Trapping Mix
From Bill Verco's "Fifty Years Aloft."

Although I use only peas and wheat for flying, for trapping purposes and before they went away for a race, I did use a special mixture which had been given to me at one time by an old pigeon flyer.

I remember him well and the story he told me about how he received this recipe. He went away from Australia in the 1914-18 war.

While over in Europe he eventually arrived in Belgium where he decided to stop for a few years. He became an apprentice to one of the top Belgian flyers. This Belgian flyer always used this recipe.

After he finished his apprenticeship and came back to Adelaide, he decided to use it himself and found it immediately to be very successful. For many years he made it up and supplied it to me, but I could never find out what the ingredients were.

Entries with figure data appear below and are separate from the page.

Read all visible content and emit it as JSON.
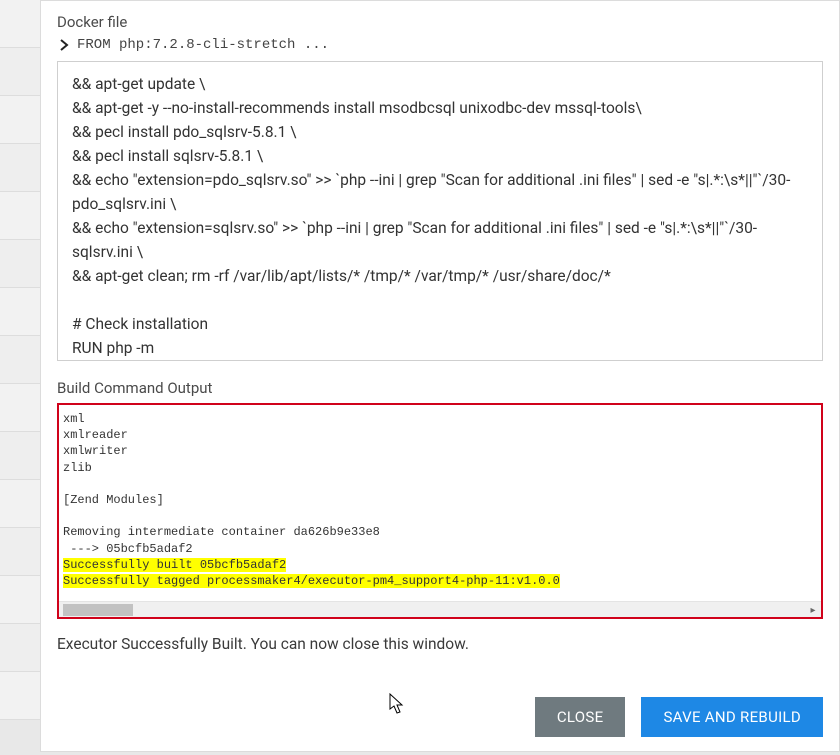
{
  "labels": {
    "docker_file": "Docker file",
    "build_output": "Build Command Output",
    "success": "Executor Successfully Built. You can now close this window."
  },
  "from_line": "FROM php:7.2.8-cli-stretch ...",
  "dockerfile_body": "&& apt-get update \\\n&& apt-get -y --no-install-recommends install msodbcsql unixodbc-dev mssql-tools\\\n&& pecl install pdo_sqlsrv-5.8.1 \\\n&& pecl install sqlsrv-5.8.1 \\\n&& echo \"extension=pdo_sqlsrv.so\" >> `php --ini | grep \"Scan for additional .ini files\" | sed -e \"s|.*:\\s*||\"`/30-pdo_sqlsrv.ini \\\n&& echo \"extension=sqlsrv.so\" >> `php --ini | grep \"Scan for additional .ini files\" | sed -e \"s|.*:\\s*||\"`/30-sqlsrv.ini \\\n&& apt-get clean; rm -rf /var/lib/apt/lists/* /tmp/* /var/tmp/* /usr/share/doc/*\n\n# Check installation\nRUN php -m",
  "output": {
    "plain_lines": [
      "xml",
      "xmlreader",
      "xmlwriter",
      "zlib",
      "",
      "[Zend Modules]",
      "",
      "Removing intermediate container da626b9e33e8",
      " ---> 05bcfb5adaf2"
    ],
    "highlight_lines": [
      "Successfully built 05bcfb5adaf2",
      "Successfully tagged processmaker4/executor-pm4_support4-php-11:v1.0.0"
    ],
    "highlight_color": "#ffff00",
    "border_color": "#d0021b"
  },
  "buttons": {
    "close": "CLOSE",
    "save": "SAVE AND REBUILD"
  },
  "colors": {
    "btn_close_bg": "#6f7a7f",
    "btn_save_bg": "#1e88e5",
    "btn_fg": "#ffffff",
    "text": "#333333",
    "label": "#4a4a4a"
  }
}
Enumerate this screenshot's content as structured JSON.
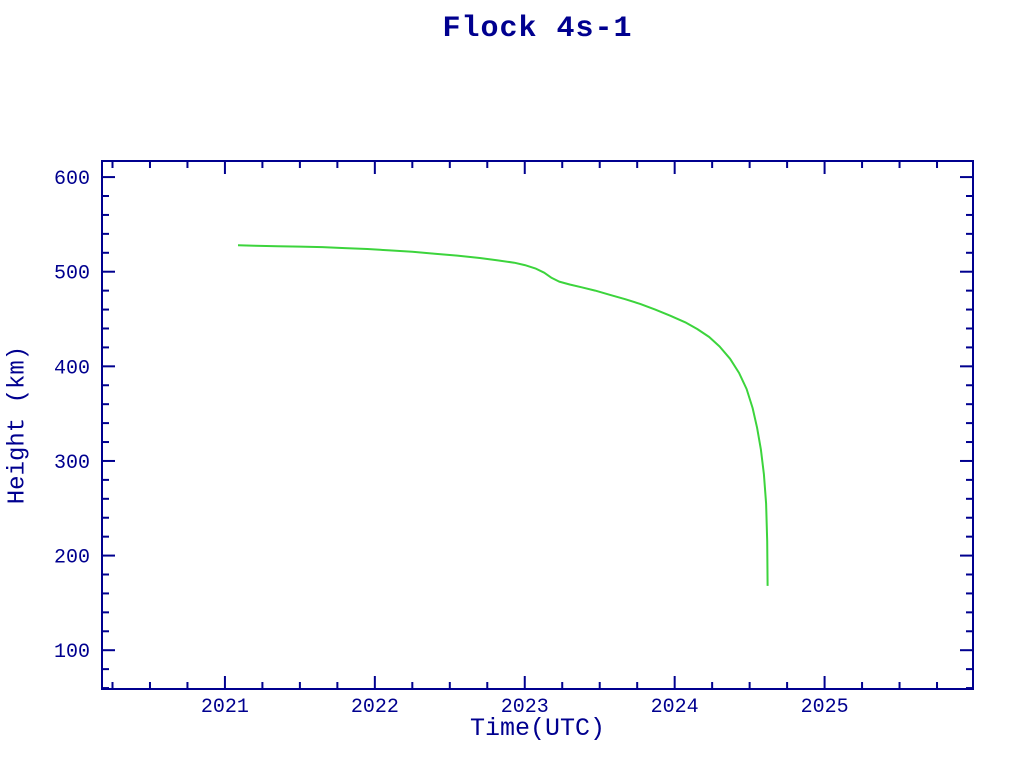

When he stopped flying he said "Bill, I'm going to give you that recipe", and he did so here it is for what it is worth.

1/2 kilo nigra
1 kilo milo
1 kilo rice
1 kg linseed
1 kg rolled oats (whole oats)
1 kg canary seed
1/2 kg rape
12 eggs
3 tablespoons of Parish's chemical food or an equivalent iron compound
3 tablespoons of sugar
1 glass sweet sherry
3 tablespoons of calcium

Mix the Parish's chemical, sugar, eggs, sweet sherry and calcium together. When it is well mixed, pour it over the seeds which have been well mixed Put it out in the sun to dry. It will be quite lumpy to start with, butjust keep breaking the lumps up until eventually it looks like an ordinary seed with a sweet sherry type smell. When it is dry put it in a bag which can be aerated I prefer a bag to a drum as it allows the air to go through the seed.

I remember asking this old flyer just what the seed did. He said it did two things. (I can only take his word for this, but it seemed to work). He said firstly before they went it toned the blood up in the pigeons. The second thing was when they came home it removed the toxins from the body. I believe it did a third thing - they liked it and because they liked it they trapped well.

Another thing that I believe helped them to trap well was by keeping them calm. I always set out each year to train the youngsters to be very quiet and tame. I could put out my hand and they would land on my shoulder or arm.